Same concepts, though

>b*b^(3/2) = b^(5/2)

I'm missing something. How does b*b^(3/2) = b^(5/2) ?

how can you be so wrong, yet so fucking sure of yourself?

Not specified user, but here's my path to this result. Sorry for shit handwriting

nice

b^1 = b^(2/2)
b^1 * b^(3/2) = b^(2/2) + b^(3/2) = b^(5/2)
2/2 + 3/2 = 5/2

and 3 minutes wasted

Also for whatever reason the image uploaded sideways, the fuck

we can picture b as b^(1) which can also be written as b^(2/2). The multiplication rule states that you add common base exponents. so b^(2/2) times b^(3/2) is the same as b^((3+2)/2) or more simply as b^(5/2)

>b*b^(3/2) = b^(5/2)

if we make the exponents equal in terms of their denominator, we can express:

b = b^(2/2) = b^1 = b

There for b^(2/2) + b^(3/2) = b^[(3+2)/2] = b^(5/2)

This would be much easier to explain with a pen and paper but I am lazy lol.

dawg u gotta FOIL the top part for a start. Don't do anything with the addition, gotta multiply first or u gonna have bad time.

>There for b^(2/2) + b^(3/2) = b^[(3+2)/2] = b^(5/2)
b^(2/2)*b^(3/2) = B^(5/2)
not in addition.

You can simplify the inside of the parentheses meaning you do not have to foil.

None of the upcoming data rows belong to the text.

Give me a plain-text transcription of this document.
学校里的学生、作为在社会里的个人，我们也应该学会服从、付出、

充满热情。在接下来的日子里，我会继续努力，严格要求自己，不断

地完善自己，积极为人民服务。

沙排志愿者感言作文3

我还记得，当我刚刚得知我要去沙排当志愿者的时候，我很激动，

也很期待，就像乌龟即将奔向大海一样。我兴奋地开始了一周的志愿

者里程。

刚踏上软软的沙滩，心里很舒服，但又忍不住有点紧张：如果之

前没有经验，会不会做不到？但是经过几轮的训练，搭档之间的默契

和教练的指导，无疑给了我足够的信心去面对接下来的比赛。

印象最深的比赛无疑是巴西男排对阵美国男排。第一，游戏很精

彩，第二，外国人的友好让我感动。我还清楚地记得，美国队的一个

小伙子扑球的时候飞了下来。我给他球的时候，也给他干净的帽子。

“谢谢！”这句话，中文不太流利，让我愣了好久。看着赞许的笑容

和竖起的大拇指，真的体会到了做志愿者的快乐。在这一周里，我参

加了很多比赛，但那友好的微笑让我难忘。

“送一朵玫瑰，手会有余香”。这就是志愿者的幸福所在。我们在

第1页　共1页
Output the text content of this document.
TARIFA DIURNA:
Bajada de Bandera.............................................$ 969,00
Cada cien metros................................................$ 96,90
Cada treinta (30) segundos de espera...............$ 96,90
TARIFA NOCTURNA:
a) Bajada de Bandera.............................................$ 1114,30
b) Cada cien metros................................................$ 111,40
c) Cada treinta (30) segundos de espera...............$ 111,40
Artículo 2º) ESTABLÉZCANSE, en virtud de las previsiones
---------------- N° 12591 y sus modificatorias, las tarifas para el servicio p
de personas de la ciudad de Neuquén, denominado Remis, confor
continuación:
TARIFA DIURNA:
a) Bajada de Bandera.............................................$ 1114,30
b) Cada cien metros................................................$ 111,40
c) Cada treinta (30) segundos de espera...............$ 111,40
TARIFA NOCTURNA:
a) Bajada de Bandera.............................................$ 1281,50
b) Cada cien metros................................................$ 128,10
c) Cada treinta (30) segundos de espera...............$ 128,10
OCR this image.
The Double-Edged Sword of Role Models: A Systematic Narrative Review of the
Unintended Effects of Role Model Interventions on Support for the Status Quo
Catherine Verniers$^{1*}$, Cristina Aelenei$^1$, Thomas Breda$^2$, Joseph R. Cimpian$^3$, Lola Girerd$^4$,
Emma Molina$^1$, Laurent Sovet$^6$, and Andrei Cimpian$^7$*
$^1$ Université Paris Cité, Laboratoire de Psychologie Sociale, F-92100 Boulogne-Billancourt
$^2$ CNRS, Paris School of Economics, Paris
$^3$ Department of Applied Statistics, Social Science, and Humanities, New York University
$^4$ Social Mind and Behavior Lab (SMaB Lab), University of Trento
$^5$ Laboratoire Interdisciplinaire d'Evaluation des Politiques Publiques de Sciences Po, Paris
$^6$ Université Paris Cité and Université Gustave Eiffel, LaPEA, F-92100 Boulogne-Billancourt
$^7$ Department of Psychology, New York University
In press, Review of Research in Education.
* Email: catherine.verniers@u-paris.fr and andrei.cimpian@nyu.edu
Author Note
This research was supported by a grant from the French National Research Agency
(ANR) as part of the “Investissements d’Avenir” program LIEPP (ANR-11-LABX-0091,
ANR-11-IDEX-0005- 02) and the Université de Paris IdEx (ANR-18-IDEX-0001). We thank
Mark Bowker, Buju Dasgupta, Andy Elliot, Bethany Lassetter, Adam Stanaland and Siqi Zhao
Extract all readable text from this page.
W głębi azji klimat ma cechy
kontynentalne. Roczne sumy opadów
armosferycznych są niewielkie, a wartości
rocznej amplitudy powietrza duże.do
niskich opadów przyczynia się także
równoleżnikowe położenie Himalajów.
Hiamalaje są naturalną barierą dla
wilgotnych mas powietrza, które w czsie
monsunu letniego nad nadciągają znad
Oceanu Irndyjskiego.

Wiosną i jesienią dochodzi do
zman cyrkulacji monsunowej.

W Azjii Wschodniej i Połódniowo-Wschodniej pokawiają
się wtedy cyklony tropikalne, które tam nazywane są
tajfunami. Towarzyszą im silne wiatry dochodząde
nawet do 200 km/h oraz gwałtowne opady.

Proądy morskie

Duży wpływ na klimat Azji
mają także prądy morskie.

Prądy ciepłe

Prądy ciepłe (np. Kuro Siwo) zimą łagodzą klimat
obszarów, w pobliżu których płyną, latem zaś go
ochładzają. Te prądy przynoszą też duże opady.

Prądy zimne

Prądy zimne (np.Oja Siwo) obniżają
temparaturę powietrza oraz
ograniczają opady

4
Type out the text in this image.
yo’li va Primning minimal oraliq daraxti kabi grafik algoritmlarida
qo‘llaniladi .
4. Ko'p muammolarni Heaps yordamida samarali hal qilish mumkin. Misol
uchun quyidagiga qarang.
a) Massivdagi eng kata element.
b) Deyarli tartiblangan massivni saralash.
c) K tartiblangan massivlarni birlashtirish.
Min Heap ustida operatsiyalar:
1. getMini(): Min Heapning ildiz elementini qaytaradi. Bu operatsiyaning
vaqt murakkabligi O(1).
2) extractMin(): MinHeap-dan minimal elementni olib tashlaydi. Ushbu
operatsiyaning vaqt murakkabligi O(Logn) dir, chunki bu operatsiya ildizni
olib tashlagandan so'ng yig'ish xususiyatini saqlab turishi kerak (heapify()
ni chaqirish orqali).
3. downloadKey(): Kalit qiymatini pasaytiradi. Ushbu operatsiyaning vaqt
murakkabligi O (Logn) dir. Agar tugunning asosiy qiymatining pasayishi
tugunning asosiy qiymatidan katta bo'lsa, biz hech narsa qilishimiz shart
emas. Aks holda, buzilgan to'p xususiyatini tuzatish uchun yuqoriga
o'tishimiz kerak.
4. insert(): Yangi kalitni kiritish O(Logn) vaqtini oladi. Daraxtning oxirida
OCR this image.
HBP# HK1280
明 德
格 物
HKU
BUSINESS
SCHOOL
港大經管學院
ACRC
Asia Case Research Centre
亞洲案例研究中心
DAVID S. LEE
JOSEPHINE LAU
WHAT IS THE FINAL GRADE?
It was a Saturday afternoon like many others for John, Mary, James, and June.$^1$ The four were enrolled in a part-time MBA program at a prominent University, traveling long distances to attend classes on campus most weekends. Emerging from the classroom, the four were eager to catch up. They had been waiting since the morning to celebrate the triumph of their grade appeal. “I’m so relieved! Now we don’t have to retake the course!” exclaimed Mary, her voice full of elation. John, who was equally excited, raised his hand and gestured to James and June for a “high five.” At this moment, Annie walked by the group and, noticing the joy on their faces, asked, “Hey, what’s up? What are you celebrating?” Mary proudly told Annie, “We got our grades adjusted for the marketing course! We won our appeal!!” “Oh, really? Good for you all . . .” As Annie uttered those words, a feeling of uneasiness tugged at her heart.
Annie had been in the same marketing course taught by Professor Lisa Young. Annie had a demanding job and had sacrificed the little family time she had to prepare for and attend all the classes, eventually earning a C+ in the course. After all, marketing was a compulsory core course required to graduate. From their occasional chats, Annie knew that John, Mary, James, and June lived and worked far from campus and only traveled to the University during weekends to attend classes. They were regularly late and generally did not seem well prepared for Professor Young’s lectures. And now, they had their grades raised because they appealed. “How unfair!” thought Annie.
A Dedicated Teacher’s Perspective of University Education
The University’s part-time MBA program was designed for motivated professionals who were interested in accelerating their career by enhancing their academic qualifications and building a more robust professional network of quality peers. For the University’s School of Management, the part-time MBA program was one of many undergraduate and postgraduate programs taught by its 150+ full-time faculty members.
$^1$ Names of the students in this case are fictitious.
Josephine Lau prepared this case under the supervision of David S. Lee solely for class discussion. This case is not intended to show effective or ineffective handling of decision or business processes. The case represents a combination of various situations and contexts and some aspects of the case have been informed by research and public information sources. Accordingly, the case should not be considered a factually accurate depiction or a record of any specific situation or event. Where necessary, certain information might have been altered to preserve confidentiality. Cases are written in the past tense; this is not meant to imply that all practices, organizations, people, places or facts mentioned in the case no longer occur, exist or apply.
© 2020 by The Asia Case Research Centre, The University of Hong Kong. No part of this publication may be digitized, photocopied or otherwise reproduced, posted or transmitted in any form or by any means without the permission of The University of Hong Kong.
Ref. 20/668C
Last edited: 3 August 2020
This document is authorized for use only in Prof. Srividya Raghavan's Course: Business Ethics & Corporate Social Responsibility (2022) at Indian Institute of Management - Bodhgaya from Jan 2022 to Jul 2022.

why b*b^(2/3) go into b^(5/2)

what app is that?

see these

simplify the last fraction then you're good to go
also, I realize that here

I would prefer to be wrong yet confident in myself and my way of thinking than not. The mistake is not the the act of being wrong, but rather the unwillingness to learn and correct oneself.

...

dubs speak the tru tru

Fuck me sorry, just replace 2/3 with 3/2
But hopefully you understand the method/reasoning

You still have to simplify
It's 1/16x

>b^(2/2) + b^(3/2)
You mean * right?
Which means you add the exponents

I don't know. If only there was a clue...

common core shill detected

Say what do you do for a job? Your handwriting seems familiar

Oops a bit of a typo

this. 1/b = rest of equation. learn2math anons.